Stand-alone future beckons

by Michael Lafferty, Deputy Chairman

Stand-alone future beckons

Britain’s banks could soon turn into financial holding companies with stand-alone subsidiaries for separate activities like retail banking and investment banking. Before long, assuming full transparency, arm’s length transfer pricing and a separate treasury for the retail bank, investors might demand that these new financial conglomerates exit activities that are not producing adequate returns. The result could be the creation of retail-only banks – the dream of many critics of today’s universal banks.

This is the prospect being considered by the UK government’s Commission on Banking, chaired by Sir John Vickers, which is due to report in September. The status quo, where all the activities are conducted within one centrally-managed business – typically under the overall management of an investment banker or corporate banker – is no longer an option, Sir John seemed to hint in a speech in January.
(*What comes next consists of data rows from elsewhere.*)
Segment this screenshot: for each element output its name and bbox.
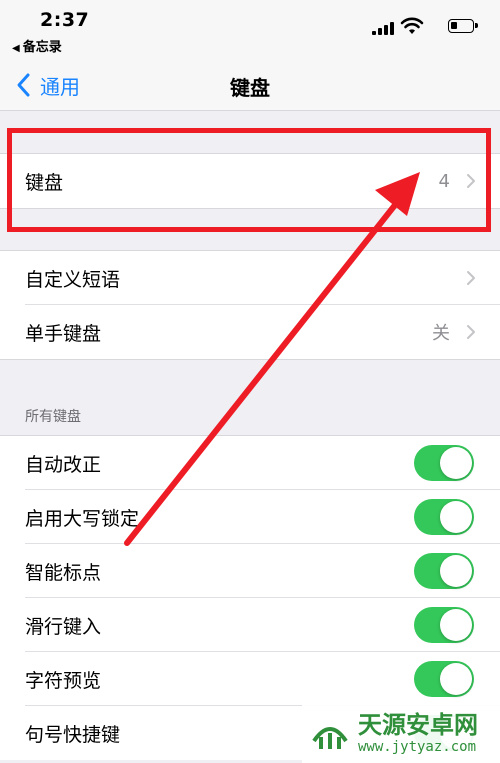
watermark: 天源安卓网 www.jytyaz.com: [302, 703, 500, 763]
status-bar: 2:37 ◀ 备忘录: [0, 0, 500, 60]
highlight-box: [7, 128, 491, 232]
one-handed-keyboard-label: 单手键盘: [25, 322, 102, 345]
one-handed-keyboard-value: 关: [432, 323, 450, 344]
caps-lock-row: 启用大写锁定: [0, 490, 500, 544]
page-title: 键盘: [230, 76, 270, 100]
back-triangle-icon: ◀: [12, 43, 20, 54]
chevron-right-icon: [467, 271, 475, 285]
slide-to-type-row: 滑行键入: [0, 598, 500, 652]
text-replacement-group: 自定义短语 单手键盘 关: [0, 250, 500, 360]
cellular-signal-icon: [372, 22, 394, 35]
wifi-icon: [400, 17, 424, 34]
back-to-app-link[interactable]: ◀ 备忘录: [12, 36, 62, 55]
watermark-logo-icon: [312, 727, 348, 749]
back-app-label: 备忘录: [22, 40, 62, 55]
all-keyboards-header: 所有键盘: [25, 409, 81, 425]
text-replacement-label: 自定义短语: [25, 268, 121, 291]
slide-to-type-toggle[interactable]: [414, 607, 474, 643]
chevron-right-icon: [467, 325, 475, 339]
smart-punctuation-toggle[interactable]: [414, 553, 474, 589]
watermark-url: www.jytyaz.com: [358, 739, 477, 755]
slide-to-type-label: 滑行键入: [25, 615, 102, 638]
caps-lock-toggle[interactable]: [414, 499, 474, 535]
auto-correction-label: 自动改正: [25, 453, 102, 476]
one-handed-keyboard-row[interactable]: 单手键盘 关: [0, 305, 500, 359]
character-preview-label: 字符预览: [25, 669, 102, 692]
caps-lock-label: 启用大写锁定: [25, 507, 140, 530]
smart-punctuation-label: 智能标点: [25, 561, 102, 584]
watermark-title: 天源安卓网: [358, 711, 478, 739]
character-preview-toggle[interactable]: [414, 661, 474, 697]
status-time: 2:37: [40, 9, 90, 31]
battery-icon: [448, 19, 478, 33]
auto-correction-toggle[interactable]: [414, 445, 474, 481]
text-replacement-row[interactable]: 自定义短语: [0, 251, 500, 305]
navigation-bar: 通用 键盘: [0, 60, 500, 111]
character-preview-row: 字符预览: [0, 652, 500, 706]
auto-correction-row: 自动改正: [0, 436, 500, 490]
period-shortcut-label: 句号快捷键: [25, 723, 121, 746]
smart-punctuation-row: 智能标点: [0, 544, 500, 598]
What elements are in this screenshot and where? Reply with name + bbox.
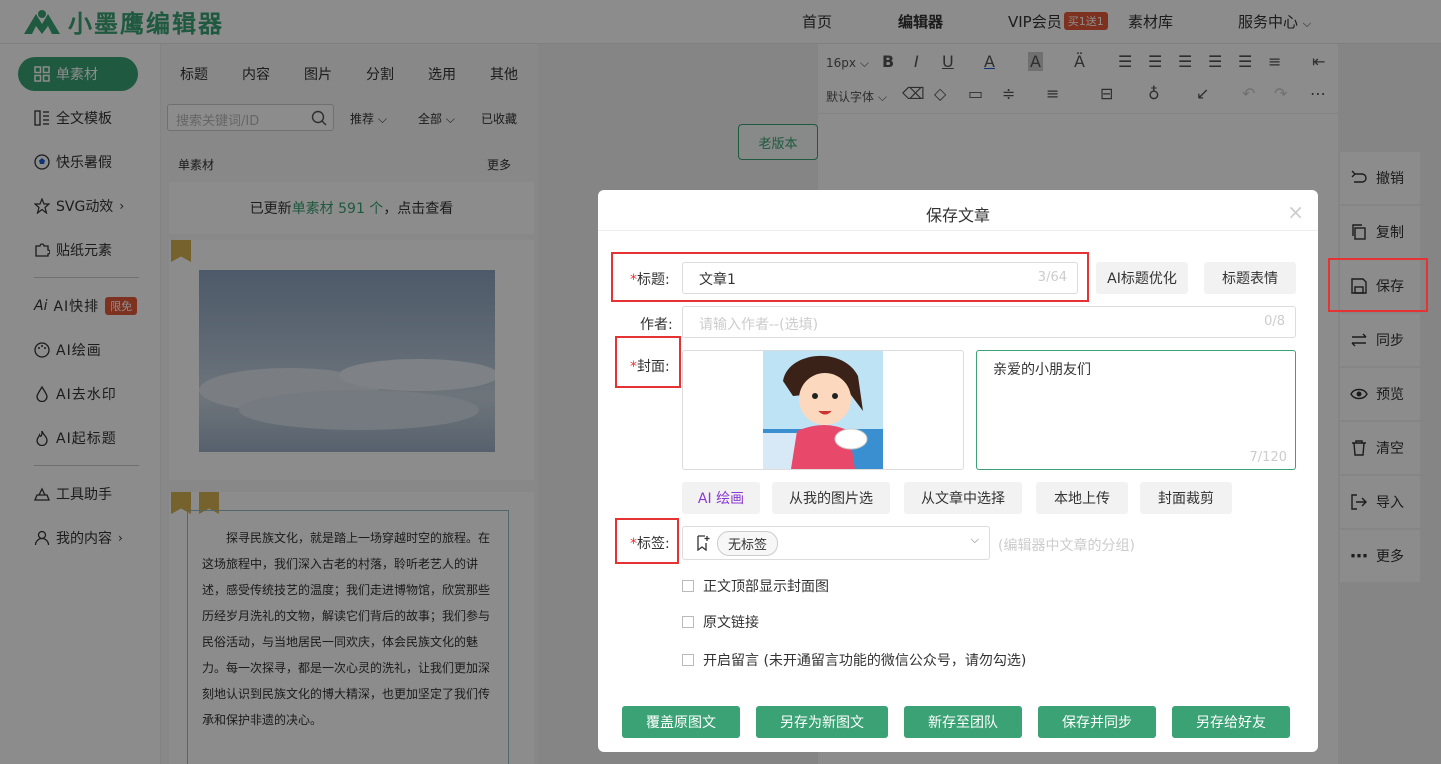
local-upload-button[interactable]: 本地上传 — [1036, 482, 1128, 514]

The impression he left was that the universal bank is simply rigged to subsidise the investment banking business and the bonuses that go with it.

Discussing one of the arguments made in favour of universal banking, namely that it allows diversification of risks with the result that the probability of bank failure is lower than if retail and investment banking are in some way separated, Sir John rationalises: ‘It does not follow that retail bank failure is less likely with universal banking. In this respect universal banking has the advantage that a sufficiently profitable or well-capitalised investment banking operation may be able to cover losses in retail banking. But it has the disadvantage that unsuccessful investment banking may bring down the universal bank including the retail bank. In shorthand, in this simple setting, retail banking is safer with universal banking than with separated banking if and only if the probability that I saves R exceeds the probability that I sinks R.’

Britain’s banking leadership is not at all happy with a scenario of stand-alone subsidiaries for different forms of banking and is already fighting it tooth and nail, claiming that it will cost major banks billions in extra costs. Having faced down David Cameron’s coalition government on the highly contentious issue of bank bonuses – and threatened to move headquarters outside the UK if the government does not do their bidding – the banks seem to think that this is another battle they can win.

In one respect at least the UK banks have already scored a victory with the Commission, which is not convinced by the arguments for so-called narrow banking where only the entity taking retail deposits would be covered by a state guarantee. ‘What sort of institutions would have loans on their books under narrow banking? Maybe mutual funds – a kind of mass securitisation. But to ban the funding of ordinary credit by deposits could have considerable economic cost,’ says Sir John Vickers dismissively.

Meanwhile, Britain’s senior retail bankers are not saying anything in public, nor have they at any time during the current crisis. The official line at all senior management levels is that the only sensible way to run a bank is the universal banking way.

Out in the branch networks the attitude of Britain’s’ bank managers is typically different. They know that, in living memory, customers have never been more furious with banks and they appreciate that banks cannot be equally good at serving people, small businesses, large corporates, multinationals and governments. They are also very uncomfortable with the sales-driven culture mandated by head office as well as the vast price increases they have been ordered to impose on retail customers since the crisis began.

Most bank managers dream of the day when they will be able to provide customers with what they really need.